The man in the passenger seat turned around and set his sight a notch above my eyebrows. His eyeballs were pulled in and their corneas milky white. He was blind.
He was 11 years old when — I’d learn over time — playing with a stick of dynamite he roasted his sight, the tip of the nose, and most of the fingertips. When he was 24 and a PhD student in history in Billings, MT, one Sunday he was sitting in a hotel lobby waiting for a ride. Two girls were passing by.
“Why are you so sad?” one of them girlishly poked.
“I am sad, because I’ve been looking for a church, and I went to this Baptist service this morning, and it wasn’t what I was looking for again.”
He began doubting he’d ever find his church.
“Come to our meeting this afternoon,” the girl said.
Max did, and two years later, after completing his PhD on the second Japanese expedition of Commodore Perry, he married the girl, raised with her five kids, and nearly 50 years later today Max Joner was one fulfilled beneficiary of a church way.
I called their church Confessionists, because like many solipsistically conceived bodies of faith it avoided labeling and thought of itself as simply the truth. Branding would make it one among the many, and the originator and then the devotees would find it debasing of what they earnestly professed. This one was founded in the summer 1932 by the glass blower Stanley Holocomb in Helena, MT, less than 150 miles from the place where I’d encountered Esther and Max.
Later on, when I aligned its timeline with the American history, it correlated for me with the summer when General MacArthur’s units removed the WWI veterans protesting in Anacostia Flats, Washington, D.C. It was the time of a momentous economic insecurity for the American folks due to the raging Great Depression. One day of that summer Stanley Holocomb, a part-time church goer and full-time seeker, was reading his Bible as diligently as any morning in his home. He stopped at Chapter 12, Verse 2, of the Gospel of Luke: “For there is nothing covered, that shall not be revealed; neither hid, that shall not be known.” And in a flash he saw a whole new church.
In Protestant Christianity it is nothing unusual for the whole faith-tribes to organize themselves around a single Bible verse. That’s how the Hutterites came about in 1528 in Bohemia, for one. Their Jacob Wiederman was what seemed like casually going through Chapter 2, Verse 44 of Acts: “And all that believed were together, and had all things in common.” And he was struck by an epiphany so powerful, that when nearly five centuries later I visited a Hutterite colony in Minnesota, USA, the non-Hutterite neighbors would tell me, good-naturedly to be true, stories of Hutterite kids pulling up by their farms’ gas tanks, filling up, and riding off as if it was at their grandfolks. That is, the lads knew they were off-side, sorta, but the respect for private proprietorship wasn’t that sternly imprinted in their soft brains yet. In the Colony, the members held everything in common, starting with pencils, cups, sleds, all the way to the trucks, homes, and the farms themselves.
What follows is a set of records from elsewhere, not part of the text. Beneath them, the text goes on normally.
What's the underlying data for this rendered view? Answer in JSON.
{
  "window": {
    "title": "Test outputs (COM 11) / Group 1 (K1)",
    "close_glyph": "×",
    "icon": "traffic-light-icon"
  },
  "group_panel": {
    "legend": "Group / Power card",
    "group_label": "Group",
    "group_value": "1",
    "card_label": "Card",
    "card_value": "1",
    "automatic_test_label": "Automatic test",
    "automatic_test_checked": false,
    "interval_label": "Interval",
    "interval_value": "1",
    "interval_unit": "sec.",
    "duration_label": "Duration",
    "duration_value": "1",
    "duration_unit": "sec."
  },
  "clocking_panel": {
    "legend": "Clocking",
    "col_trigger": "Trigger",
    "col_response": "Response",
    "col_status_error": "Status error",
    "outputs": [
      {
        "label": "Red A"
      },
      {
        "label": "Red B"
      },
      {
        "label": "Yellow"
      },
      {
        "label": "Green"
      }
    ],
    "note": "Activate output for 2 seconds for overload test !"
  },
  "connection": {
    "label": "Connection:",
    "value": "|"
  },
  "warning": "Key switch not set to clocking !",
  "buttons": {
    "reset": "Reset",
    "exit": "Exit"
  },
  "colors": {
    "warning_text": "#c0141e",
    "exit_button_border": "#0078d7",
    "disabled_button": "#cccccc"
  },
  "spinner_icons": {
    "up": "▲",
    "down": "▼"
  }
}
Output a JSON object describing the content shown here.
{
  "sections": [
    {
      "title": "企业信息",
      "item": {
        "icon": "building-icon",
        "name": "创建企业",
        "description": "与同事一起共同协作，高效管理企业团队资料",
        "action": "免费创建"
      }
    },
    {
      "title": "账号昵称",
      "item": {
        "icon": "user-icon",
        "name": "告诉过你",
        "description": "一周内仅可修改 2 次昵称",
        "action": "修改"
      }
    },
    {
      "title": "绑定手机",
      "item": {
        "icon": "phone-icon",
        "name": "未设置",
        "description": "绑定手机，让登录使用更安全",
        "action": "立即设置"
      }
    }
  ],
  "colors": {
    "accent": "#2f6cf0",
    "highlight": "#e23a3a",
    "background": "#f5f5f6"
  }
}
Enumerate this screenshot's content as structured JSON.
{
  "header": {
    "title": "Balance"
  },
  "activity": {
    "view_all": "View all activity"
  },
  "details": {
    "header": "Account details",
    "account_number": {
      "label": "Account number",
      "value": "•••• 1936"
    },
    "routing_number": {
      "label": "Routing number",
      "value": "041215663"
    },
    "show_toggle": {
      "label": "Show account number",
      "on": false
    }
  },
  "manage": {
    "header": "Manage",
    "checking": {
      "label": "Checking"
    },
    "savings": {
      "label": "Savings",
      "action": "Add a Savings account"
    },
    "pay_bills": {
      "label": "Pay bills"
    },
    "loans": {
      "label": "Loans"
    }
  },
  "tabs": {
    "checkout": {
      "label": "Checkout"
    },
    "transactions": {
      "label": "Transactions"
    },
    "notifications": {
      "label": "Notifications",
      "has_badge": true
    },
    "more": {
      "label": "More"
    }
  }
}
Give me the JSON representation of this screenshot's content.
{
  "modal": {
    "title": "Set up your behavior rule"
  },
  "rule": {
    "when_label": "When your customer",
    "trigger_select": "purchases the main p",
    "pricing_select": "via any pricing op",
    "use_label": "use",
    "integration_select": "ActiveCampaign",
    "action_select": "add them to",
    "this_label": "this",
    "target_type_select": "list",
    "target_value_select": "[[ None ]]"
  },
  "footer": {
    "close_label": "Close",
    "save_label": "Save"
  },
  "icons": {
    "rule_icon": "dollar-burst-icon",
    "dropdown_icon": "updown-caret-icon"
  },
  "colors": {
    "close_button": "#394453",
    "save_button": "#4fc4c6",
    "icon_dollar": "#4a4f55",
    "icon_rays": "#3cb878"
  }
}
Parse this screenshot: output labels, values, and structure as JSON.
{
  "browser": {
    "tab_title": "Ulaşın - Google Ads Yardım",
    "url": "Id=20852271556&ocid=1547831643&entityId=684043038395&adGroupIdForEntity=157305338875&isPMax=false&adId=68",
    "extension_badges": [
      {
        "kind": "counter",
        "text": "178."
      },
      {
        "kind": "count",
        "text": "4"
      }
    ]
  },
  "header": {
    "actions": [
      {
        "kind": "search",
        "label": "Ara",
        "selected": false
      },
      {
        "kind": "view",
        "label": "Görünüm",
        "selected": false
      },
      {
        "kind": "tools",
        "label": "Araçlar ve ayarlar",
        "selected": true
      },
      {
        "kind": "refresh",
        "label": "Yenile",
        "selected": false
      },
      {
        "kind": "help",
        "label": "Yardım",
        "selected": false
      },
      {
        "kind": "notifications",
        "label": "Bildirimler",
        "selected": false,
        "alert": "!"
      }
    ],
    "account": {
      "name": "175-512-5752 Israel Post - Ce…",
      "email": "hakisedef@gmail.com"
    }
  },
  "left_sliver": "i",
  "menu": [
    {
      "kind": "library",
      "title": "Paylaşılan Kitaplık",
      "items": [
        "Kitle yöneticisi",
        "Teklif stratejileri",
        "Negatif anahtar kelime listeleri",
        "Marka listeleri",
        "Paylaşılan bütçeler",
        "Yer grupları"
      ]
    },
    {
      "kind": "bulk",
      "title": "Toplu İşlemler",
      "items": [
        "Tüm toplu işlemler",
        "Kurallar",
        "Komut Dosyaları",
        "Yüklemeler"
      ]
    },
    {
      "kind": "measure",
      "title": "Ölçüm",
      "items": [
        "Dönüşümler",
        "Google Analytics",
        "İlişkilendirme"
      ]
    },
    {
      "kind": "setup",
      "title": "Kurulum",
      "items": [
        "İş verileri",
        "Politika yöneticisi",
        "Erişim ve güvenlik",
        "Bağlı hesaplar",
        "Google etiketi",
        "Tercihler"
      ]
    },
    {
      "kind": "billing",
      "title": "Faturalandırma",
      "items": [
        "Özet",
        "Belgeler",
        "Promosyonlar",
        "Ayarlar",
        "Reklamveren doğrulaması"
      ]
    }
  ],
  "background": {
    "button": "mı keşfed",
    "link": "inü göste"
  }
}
Like Jacob Wiederman, Stanley Holocomb came to believe that the Lord had chosen the verse for him, so he would build a real true church on its foundation now. In this case, the formula was that once a week the faithful would sit in a circle in one of their homes’ living rooms and tell aloud what wrongs they had committed in the past week. Everything, down to the chanciest prompting and a passing thought. That’s why I called them Confessionsts.